Abdoulaye Sankara
Abdoulaye Sankara

Je crois qu’il faut annuler la dette des Africains.

De tous les Africains. Il y a la dette des États, celle qui bouffe nos budgets d’éducation et de santé. Et la dette de nous autres, les particuliers. Et cette dette-là est peut-être la plus grosse dette de toute la planète.

Faites vous-même le cumul de ce que chacun doit à chacun à Conakry et dans toutes les grandes villes de la sous-région. Cela mesure au moins une colline de billets craquants. Ce sont des millions de dollars.
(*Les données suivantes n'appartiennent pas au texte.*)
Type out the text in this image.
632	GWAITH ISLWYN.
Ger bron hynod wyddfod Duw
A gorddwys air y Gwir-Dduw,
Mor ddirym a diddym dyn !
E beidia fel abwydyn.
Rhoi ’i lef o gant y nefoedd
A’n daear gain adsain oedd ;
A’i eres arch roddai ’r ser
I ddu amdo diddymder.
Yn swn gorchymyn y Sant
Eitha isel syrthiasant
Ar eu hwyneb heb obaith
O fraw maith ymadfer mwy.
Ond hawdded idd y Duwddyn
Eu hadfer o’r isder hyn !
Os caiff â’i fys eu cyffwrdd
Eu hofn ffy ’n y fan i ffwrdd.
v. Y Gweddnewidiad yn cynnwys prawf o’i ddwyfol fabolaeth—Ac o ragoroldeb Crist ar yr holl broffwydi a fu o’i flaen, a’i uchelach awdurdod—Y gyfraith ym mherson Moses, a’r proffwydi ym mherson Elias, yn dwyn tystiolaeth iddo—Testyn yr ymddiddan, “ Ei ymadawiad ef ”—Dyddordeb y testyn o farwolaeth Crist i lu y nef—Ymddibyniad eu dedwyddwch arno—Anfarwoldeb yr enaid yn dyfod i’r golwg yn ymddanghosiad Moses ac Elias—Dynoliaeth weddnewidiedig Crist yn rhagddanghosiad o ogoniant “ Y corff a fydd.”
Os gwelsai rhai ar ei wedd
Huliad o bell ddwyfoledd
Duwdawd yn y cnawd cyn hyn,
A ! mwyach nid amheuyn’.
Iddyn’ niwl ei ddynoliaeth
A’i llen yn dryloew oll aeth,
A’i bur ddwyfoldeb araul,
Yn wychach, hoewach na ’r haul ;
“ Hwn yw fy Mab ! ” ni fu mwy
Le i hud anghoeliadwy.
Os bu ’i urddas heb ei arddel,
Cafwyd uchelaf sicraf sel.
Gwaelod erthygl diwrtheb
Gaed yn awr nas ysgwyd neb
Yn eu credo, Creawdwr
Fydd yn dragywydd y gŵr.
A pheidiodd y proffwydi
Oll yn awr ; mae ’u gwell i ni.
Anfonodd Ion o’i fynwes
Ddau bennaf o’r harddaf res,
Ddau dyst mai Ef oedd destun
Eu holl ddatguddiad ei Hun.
En plus, cette dette colossale est perpétuelle comme le mouvement que personne n’a jamais réussi à inventer. Tout le monde doit tout le temps du fric à tout le monde. D’ailleurs, on dirait que nos vies sont faites pour engendrer des dettes. Je laisse à Ibrahima Sory Diallo le soin d’effacer mes dettes car c’est cailloux.


Surtout que ce matin par exemple, j’ai le palu. Je grelotte. Nous sommes en hivernage et je n’ai pas de fric pour payer la facture des médicaments. Un de mes amis, gaou comme moi, me doit l’argent que je lui ai prêté pour qu’il s’acquitte de ses trois mois de loyer en retard. Je vais lui rendre visite, accompagné de mon palu. Je suis crevard. L’enfoiré ne peut pas me rendre mon pognon.


Je vais frapper à une autre porte et j’emprunte. Je creuse ma dette. En direction de la pharmacie de garde, je grille un sens interdit. Les petits flics ne me font pas de cadeau. Je paye donc avec l’argent des médicaments.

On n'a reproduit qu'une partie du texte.